Deux témoins ont affirmé avoir vu l'enfant peu avant sa disparition, à la Caisse Primaire d'Assurance Maladie avec sa maman, puis errant seule, en pleurs, dans les rues de Maubeuge. Mais ces témoignages sont fragilisés par les déclarations de voisins et de proches de la famille qui assurent n'avoir pas vu la fillette dans les jours, voire les semaines précédant sa disparition.
Contexte familial
Les parents de Typhaine, qui n'étaient pas mariés, se sont séparés en décembre 2005. Mme Faucheur assurait la garde de l'aînée, Caroline, et son compagnon, François Taton, celle de Typhaine.
Mais le 22 janvier dernier, la mère a récupéré la benjamine à la sortie de l'école à Lille (où réside le père) en trompant les enseignants. Depuis, elle vivait avec ses deux filles à Aulnoye-Aymeries, à 15 km de Maubeuge, avec son nouveau compagnon.
Le contexte familial, les conditions de la disparition et l'absence de témoignages susceptibles d'accréditer la thèse de l'enlèvement par un tiers ont immédiatement intrigué les enquêteurs. La garde à vue de la mère de Typhaine et de son compagnon, ainsi que les perquisitions menées à leur domicile, n'ont cependant rien donné.
Très critique à l'égard des enquêteurs, Mme Faucheur s'est constituée partie civile afin d'accéder au dossier.
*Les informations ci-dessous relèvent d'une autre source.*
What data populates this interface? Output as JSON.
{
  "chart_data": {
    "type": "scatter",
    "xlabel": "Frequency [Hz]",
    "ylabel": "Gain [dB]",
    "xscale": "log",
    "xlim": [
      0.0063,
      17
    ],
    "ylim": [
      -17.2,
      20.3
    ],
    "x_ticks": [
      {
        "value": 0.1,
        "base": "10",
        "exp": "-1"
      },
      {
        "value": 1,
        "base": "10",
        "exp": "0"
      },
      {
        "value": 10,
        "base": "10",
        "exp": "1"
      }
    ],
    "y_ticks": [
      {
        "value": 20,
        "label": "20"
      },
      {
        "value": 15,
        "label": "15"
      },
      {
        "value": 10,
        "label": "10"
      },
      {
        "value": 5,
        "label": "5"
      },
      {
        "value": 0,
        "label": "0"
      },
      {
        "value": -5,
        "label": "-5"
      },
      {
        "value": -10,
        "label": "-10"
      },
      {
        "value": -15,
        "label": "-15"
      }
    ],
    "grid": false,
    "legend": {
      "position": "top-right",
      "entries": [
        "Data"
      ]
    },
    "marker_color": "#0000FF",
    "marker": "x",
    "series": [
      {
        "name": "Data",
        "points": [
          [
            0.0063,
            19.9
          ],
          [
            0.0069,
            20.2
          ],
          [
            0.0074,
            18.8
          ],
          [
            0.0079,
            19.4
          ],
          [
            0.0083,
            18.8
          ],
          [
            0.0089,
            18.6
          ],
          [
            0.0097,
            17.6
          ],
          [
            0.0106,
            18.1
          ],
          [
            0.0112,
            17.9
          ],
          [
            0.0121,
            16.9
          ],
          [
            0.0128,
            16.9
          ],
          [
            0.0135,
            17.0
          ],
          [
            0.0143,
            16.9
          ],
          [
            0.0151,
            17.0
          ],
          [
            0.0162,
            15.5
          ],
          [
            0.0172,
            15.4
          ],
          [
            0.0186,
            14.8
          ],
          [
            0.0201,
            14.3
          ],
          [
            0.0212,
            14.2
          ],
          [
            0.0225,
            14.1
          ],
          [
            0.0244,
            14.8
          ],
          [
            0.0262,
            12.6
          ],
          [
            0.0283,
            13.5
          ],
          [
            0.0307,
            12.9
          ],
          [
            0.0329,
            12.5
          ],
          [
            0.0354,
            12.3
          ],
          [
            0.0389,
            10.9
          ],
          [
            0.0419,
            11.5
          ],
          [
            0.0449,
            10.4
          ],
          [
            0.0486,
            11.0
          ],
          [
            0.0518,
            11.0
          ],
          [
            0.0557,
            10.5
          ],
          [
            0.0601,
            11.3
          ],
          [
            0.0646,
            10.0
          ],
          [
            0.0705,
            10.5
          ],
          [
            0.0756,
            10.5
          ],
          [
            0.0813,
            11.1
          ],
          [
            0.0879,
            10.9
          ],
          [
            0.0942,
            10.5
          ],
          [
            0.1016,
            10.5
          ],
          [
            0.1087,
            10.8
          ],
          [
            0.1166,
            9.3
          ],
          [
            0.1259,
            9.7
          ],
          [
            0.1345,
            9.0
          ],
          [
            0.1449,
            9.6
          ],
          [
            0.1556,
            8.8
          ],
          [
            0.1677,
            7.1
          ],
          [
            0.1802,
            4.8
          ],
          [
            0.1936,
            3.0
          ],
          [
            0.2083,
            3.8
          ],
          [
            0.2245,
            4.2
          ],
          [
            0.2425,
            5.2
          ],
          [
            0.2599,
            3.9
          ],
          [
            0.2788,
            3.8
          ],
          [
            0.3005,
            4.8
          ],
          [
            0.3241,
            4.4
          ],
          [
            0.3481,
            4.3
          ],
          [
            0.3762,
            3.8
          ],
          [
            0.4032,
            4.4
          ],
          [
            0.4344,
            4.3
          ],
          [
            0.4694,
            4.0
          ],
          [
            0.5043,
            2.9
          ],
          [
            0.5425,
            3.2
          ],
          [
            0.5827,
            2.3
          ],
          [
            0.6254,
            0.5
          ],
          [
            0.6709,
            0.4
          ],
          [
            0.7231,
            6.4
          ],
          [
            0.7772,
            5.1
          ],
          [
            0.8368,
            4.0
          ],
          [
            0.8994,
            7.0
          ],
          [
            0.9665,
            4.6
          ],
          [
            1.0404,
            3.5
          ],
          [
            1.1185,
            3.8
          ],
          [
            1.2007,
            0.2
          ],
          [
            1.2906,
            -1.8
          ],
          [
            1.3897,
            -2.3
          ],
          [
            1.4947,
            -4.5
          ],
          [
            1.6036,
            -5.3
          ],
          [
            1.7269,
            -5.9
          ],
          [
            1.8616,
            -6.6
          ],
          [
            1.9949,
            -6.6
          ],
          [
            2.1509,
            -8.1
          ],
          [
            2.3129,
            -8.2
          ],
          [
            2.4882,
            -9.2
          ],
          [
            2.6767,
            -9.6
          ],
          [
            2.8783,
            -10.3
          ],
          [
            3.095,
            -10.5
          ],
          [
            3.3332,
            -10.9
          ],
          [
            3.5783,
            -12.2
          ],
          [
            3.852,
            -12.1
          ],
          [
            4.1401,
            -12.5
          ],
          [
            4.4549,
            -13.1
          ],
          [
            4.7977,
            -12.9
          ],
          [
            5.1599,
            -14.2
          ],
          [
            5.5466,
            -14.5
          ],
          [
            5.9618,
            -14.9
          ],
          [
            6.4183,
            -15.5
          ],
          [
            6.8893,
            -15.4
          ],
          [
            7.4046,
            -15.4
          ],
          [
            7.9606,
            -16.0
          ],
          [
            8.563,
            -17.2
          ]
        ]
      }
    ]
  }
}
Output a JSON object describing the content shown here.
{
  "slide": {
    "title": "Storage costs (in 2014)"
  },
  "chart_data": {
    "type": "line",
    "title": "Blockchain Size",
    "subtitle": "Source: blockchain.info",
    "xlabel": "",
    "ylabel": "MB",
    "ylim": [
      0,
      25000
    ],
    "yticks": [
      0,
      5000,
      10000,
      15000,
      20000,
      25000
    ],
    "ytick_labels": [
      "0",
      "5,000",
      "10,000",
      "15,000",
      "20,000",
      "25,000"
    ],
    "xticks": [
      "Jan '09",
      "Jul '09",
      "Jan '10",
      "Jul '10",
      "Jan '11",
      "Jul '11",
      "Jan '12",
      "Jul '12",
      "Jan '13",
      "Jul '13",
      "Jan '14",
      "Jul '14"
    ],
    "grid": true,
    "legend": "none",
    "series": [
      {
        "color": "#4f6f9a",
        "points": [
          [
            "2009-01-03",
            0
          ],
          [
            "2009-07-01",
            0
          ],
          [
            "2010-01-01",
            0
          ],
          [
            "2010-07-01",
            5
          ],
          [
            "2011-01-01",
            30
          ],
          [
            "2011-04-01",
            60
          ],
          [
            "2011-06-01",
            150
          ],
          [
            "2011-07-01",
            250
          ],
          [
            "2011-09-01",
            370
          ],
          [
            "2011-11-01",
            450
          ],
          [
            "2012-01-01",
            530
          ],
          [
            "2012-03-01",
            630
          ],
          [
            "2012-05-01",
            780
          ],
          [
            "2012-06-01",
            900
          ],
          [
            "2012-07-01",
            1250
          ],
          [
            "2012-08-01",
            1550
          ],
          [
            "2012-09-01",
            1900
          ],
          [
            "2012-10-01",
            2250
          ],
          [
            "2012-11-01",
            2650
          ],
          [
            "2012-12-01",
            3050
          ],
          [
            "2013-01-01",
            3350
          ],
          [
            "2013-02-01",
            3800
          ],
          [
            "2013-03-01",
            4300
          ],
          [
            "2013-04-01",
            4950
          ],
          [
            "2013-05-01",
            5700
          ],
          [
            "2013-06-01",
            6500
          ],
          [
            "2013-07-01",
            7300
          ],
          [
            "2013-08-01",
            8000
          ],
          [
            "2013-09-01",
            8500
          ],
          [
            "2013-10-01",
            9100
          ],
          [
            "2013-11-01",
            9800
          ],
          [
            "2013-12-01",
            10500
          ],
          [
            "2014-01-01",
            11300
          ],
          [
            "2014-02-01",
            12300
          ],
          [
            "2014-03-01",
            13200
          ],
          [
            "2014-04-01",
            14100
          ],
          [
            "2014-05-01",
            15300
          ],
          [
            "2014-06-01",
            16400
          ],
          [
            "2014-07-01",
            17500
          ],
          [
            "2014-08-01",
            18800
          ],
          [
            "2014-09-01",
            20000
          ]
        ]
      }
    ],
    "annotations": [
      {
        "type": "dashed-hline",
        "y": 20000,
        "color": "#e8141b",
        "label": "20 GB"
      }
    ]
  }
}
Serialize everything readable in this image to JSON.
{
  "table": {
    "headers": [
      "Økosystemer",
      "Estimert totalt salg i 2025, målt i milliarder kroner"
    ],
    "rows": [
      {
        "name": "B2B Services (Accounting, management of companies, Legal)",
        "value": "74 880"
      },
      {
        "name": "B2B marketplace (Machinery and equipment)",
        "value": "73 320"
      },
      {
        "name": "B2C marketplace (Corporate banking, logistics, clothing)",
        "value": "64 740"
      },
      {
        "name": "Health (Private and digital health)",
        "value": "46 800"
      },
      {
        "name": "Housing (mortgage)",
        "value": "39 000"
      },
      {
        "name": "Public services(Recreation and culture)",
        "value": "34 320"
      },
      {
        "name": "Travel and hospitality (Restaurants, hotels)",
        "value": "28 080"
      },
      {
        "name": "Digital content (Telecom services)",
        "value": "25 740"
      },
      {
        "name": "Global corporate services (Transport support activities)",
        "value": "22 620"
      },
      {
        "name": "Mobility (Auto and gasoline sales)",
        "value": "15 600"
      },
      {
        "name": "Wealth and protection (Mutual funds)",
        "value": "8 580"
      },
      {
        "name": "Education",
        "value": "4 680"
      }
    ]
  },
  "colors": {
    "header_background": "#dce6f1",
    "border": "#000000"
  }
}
Au cours de ses très rares rencontres avec des journalistes, elle s'était étonnée d'être ainsi « suspectée », se demandant si toutes les pistes étaient vraiment explorées.
Son avocat, Emmanuel Riglaire, plaide en faveur de la vidéo-surveillance et réclame une extension du champ d'application du plan alerte-enlèvement, qui n'avait pas été lancé dans ce cas-là. « Il est temps de se mettre autour d'une table pour que nos députés réfléchissent à une modification du plan pour que, au minimum, au niveau régional il puisse être déclenché dans une hypothèse élargie », estime-t-il.